The key parameter of interest is the mean difference in rate of population change of the response species between each treatment and non-treatment area. This is the mean effect (or benefit) of fox control. Each pair of treatment and non-treatment sites contributes one data point to the final comparison. We estimate that at least 5 pairs of treatment and non-treatment sites are needed to provide a reasonable confidence interval on the benefits of fox control for native species.
We strongly recommend that the knowledge on benefits of fox control for native species generated from these experiments be built into a system model (see Robley et al. 2004), as models of fox control strategies will be important in determining alternative management strategies for foxes.
One potential problem with assessing the benefits of fox control for native species is the ability to partition the benefits of foxes from sympatric predators (i.e., feral cats and quolls). Robley et al. (2004) identified a general lack of knowledge on the benefits to native species from control of only one of a suite of predator species, and also the numerical responses of predators to the removal of other predator species. It is possible that benefits to native species may not accrue if foxes - but not the other predators - are controlled to low densities. One approach would be for some programs to control the other predator species, however, there are no suitable techniques for assessing the abundance of feral cats, and therefore the effectiveness of feral cat control (note that the Arthur Rylah Institute for Environmental Research has been commissioned to undertake a review of feral cat control monitoring techniques).
Until study sites are identified, the cost of both experiments can only be considered indicative. An indication of the cost of the experiments is shown in Table 5. Note that these costs are for one pair of areas, and that at least five pairs of areas are recommended. Hence the start-up cost of the experiment would be c. $2.1 million (common species experiment), and the annual cost of running such a design $1.8 million. The final-year costs are higher because of the need to analyse the data and publish the results.

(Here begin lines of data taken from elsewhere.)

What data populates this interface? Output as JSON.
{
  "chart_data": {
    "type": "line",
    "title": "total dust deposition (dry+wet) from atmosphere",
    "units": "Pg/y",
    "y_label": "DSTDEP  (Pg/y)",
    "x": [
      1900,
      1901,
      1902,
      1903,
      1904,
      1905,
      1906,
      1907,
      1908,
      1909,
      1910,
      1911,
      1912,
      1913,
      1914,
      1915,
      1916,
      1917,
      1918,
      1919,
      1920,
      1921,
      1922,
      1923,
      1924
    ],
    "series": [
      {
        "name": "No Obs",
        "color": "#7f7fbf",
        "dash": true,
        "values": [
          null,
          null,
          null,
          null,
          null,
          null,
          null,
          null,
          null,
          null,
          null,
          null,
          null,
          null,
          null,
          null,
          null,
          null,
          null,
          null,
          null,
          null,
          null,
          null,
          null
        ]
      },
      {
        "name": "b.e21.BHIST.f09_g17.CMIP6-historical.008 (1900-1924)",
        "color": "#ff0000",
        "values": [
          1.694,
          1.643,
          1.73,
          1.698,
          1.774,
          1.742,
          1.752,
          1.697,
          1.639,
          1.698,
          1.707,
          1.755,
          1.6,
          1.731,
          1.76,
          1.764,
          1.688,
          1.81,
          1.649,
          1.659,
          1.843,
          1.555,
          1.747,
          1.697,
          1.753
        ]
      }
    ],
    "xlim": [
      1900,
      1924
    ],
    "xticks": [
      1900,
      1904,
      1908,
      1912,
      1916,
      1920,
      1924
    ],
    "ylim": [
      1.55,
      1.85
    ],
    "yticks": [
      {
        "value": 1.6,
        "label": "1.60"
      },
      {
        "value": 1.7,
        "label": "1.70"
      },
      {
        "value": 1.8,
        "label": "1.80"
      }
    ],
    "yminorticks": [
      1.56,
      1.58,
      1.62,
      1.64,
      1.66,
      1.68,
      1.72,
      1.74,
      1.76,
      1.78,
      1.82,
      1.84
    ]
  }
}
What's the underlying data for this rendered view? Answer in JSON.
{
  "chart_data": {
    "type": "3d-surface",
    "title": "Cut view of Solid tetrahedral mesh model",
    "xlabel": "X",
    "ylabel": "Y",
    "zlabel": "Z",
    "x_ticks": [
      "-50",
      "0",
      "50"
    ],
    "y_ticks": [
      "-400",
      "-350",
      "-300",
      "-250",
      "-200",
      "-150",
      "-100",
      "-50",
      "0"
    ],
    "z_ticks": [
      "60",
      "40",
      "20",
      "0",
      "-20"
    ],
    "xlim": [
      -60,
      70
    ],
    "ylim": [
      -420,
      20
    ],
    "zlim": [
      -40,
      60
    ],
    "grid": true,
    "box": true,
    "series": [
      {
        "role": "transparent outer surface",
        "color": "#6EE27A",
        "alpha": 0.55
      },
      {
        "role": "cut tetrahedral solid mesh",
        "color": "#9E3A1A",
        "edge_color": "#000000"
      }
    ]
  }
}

|Item||Start-up (year 1) costs ($000)||Ongoing (year 2and beyond) costs ($000)||Final year costs ($000)|
|a) Threatened species experiment|
|b) Common species experiment|
1 Assumes 100% overheads, but not all organisations charge overheads.
Dickman (1996) noted that "no… experiments have been completed to determine the effects of cats on native fauna". The first stage of this review (Reddiex et al. 2004) indicated that this situation has not changed. In the absence of reliable information, Dickman (1996) tabulated the responses of birds to the eradication or control of feral cats at seven sites in Australia. Six of the seven cases exhibited a "population increase" and one exhibited a "mixed" (i.e., increased and then declined) response. However, six of these seven responses were from feral cats being eradicated (primarily islands), and it is unclear if these responses would be observed in sustained control operations on mainland Australia. Dickman also noted that these inferences should "be treated with some caution", as many factors other than feral cats can affect population size. None of the species listed by Dickman are listed as threatened under the EPBC Act.
An experimental assessment of the benefits of feral cat control for native species/ecological communities should not be undertaken until adequate methods are available for estimating the relative/absolute abundance of feral cats. We note that the Arthur Rylah Institute for Environmental Research is undertaking a review of available methods for monitoring feral cat abundance and this is expected to be completed by December 2004.